The Dow Jones industrial average dropped 18.3 percent from its peak on July 17 by the close of trading Thursday. The impact on some of America's most powerful money men in that same period was much more drastic, according to a study by Compensation Resource Group Inc., a Pasadena, Calif., consulting firm.
Travelers Group chief Sanford Weill took the biggest hit in dollar terms of the 13 CEOs sampled, with the value of his company stock and options dropping by $785 million, or 50.1 percent. His merger partner, Citicorp's John Reed, lost $196.5 million, or 50.6 percent, on paper.
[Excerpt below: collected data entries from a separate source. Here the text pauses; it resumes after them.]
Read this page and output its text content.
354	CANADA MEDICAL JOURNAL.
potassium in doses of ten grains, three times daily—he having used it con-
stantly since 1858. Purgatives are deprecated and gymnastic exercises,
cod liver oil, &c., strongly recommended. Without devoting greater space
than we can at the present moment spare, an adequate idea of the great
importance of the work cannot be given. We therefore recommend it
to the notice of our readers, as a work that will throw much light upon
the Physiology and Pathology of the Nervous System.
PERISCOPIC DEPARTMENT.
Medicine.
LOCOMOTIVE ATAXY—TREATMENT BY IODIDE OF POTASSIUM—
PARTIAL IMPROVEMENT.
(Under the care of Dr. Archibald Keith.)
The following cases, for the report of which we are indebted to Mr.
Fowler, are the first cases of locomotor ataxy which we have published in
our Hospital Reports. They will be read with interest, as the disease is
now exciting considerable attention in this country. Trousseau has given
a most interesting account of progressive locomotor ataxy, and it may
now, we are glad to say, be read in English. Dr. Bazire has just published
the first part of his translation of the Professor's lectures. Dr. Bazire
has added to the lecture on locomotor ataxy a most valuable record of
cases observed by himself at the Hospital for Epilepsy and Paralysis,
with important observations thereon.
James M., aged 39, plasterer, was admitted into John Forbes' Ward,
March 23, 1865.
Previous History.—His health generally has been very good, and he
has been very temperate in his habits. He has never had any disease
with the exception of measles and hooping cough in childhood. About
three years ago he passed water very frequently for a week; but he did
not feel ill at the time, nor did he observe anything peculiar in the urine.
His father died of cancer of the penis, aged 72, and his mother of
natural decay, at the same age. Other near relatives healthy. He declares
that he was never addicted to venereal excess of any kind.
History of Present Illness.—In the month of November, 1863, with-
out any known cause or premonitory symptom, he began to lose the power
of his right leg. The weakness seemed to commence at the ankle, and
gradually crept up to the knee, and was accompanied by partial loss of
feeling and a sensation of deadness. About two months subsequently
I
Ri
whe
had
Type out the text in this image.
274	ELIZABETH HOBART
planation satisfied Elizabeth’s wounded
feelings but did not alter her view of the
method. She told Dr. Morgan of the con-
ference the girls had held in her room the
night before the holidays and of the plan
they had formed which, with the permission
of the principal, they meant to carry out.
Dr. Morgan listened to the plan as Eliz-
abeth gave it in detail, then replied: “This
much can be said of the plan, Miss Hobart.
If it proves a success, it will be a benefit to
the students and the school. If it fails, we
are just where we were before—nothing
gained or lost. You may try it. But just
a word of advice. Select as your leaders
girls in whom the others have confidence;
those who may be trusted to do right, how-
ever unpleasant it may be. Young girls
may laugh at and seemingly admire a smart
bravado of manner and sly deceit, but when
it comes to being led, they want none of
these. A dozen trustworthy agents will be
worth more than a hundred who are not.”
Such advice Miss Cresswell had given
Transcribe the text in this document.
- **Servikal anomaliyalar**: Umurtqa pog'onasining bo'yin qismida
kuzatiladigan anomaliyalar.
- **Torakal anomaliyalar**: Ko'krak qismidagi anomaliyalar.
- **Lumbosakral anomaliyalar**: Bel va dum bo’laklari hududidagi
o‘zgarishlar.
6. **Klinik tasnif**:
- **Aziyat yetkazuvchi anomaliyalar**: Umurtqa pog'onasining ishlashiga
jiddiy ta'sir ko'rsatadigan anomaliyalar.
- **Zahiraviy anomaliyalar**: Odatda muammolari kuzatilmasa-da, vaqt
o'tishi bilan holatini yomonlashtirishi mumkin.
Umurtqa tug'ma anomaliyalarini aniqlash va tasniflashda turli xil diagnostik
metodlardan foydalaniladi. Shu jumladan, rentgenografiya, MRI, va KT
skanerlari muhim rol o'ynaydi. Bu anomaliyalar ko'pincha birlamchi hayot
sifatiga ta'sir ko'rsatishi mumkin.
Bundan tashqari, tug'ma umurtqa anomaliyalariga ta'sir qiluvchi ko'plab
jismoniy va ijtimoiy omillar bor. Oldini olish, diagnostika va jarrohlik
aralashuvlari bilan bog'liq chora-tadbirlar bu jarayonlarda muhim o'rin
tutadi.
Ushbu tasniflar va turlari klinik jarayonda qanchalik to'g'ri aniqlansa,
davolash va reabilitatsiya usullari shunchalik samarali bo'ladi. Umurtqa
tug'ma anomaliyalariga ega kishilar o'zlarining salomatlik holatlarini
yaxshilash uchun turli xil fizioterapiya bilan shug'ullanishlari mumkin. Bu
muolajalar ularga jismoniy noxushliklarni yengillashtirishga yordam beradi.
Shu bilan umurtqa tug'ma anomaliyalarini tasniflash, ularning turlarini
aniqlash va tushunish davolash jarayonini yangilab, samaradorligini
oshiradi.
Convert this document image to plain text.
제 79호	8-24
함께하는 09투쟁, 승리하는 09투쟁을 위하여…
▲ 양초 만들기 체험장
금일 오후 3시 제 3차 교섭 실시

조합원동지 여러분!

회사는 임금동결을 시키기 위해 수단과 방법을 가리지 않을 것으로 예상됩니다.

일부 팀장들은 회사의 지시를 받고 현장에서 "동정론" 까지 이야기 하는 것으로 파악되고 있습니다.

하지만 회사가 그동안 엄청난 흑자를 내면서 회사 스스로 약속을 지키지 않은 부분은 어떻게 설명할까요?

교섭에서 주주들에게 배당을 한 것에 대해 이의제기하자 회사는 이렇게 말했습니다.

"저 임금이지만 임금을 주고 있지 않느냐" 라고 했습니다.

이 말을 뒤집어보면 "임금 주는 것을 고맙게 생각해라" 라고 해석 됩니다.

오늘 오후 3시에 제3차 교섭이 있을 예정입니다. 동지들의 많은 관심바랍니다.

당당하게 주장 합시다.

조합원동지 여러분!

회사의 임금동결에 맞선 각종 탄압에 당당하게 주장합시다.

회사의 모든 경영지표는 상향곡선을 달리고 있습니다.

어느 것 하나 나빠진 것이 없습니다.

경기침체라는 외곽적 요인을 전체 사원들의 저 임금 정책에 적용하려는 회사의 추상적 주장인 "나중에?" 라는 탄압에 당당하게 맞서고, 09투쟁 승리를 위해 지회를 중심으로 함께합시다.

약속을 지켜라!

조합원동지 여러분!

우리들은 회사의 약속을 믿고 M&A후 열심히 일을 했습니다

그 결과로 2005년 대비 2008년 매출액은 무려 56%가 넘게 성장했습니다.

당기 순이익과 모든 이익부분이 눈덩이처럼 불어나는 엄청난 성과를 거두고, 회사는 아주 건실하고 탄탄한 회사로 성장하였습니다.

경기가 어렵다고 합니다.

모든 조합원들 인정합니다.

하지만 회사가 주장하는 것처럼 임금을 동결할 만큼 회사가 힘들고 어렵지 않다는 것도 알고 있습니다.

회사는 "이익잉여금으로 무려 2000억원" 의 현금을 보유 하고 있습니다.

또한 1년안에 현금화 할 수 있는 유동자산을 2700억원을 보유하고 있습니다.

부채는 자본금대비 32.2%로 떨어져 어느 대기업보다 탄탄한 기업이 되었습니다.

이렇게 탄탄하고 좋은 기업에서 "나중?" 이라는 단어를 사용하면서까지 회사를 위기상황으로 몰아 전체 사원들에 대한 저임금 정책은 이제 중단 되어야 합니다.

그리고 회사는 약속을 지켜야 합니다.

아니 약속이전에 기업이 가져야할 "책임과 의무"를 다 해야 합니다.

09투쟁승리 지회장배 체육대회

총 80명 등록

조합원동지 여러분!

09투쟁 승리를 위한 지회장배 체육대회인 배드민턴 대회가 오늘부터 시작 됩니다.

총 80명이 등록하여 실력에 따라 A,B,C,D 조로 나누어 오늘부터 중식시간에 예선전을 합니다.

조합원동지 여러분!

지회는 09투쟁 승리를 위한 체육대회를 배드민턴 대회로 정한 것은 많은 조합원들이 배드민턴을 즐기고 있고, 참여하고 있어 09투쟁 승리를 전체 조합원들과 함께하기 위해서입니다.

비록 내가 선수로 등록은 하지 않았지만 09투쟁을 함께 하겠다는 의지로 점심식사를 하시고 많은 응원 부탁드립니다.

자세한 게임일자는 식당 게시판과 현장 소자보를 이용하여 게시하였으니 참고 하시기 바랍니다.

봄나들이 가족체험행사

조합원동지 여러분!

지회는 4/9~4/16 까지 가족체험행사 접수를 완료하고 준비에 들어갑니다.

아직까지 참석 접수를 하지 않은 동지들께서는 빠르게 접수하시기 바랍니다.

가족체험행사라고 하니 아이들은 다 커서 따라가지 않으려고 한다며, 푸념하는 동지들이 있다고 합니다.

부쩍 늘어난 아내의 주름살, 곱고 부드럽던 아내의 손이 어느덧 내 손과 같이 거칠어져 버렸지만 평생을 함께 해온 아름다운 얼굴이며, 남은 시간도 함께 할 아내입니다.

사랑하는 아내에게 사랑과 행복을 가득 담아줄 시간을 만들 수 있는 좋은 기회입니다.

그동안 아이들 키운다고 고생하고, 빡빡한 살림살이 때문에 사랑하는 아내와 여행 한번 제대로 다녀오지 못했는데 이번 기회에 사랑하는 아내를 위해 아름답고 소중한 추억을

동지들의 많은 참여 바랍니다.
In percentage terms, the hardest hit was Richard Fuld Jr. of Lehman Brothers Holdings Inc., who lost 66.3 percent, or $130.2 million.
The least affected in dollar terms was Hugh McColl of NationsBank Corp. (now BankAmerica Corp. as the result of a merger), who lost $36.9 million, or 35.2 percent. In percentage terms, the smallest drop was 11.4 percent, or $229.2 million, suffered by Charles Schwab, head of the discount brokerage that bears his name.
Among the losses suffered by other CEOs included in the sample:
- Philip Purcell of Morgan Stanley Dean Witter & Co.: $193.7 million, or 58.7 percent.
- James Cayne of Bear Stearns Cos.: $191 million, or 52.2 percent.
- David Komansky of Merrill Lynch & Co.: $164.7 million, or 58.1 percent.
- David Coulter of BankAmerica Corp. (CEO until NationsBank merger, now president): $121 million, or 44.3 percent.
- Walter Shipley of Chase Manhattan Corp.: $77.8 million, or 45.6 percent.
- Donald Marron of PaineWebber Group Inc.: $74.2 million, or 43.9 percent.
- Harvey Golub of American Express Co.: $58.1 million, or 36.5 percent.
- Douglas Warner III of J.P. Morgan & Co.: $51.8 million, or 38.9 percent.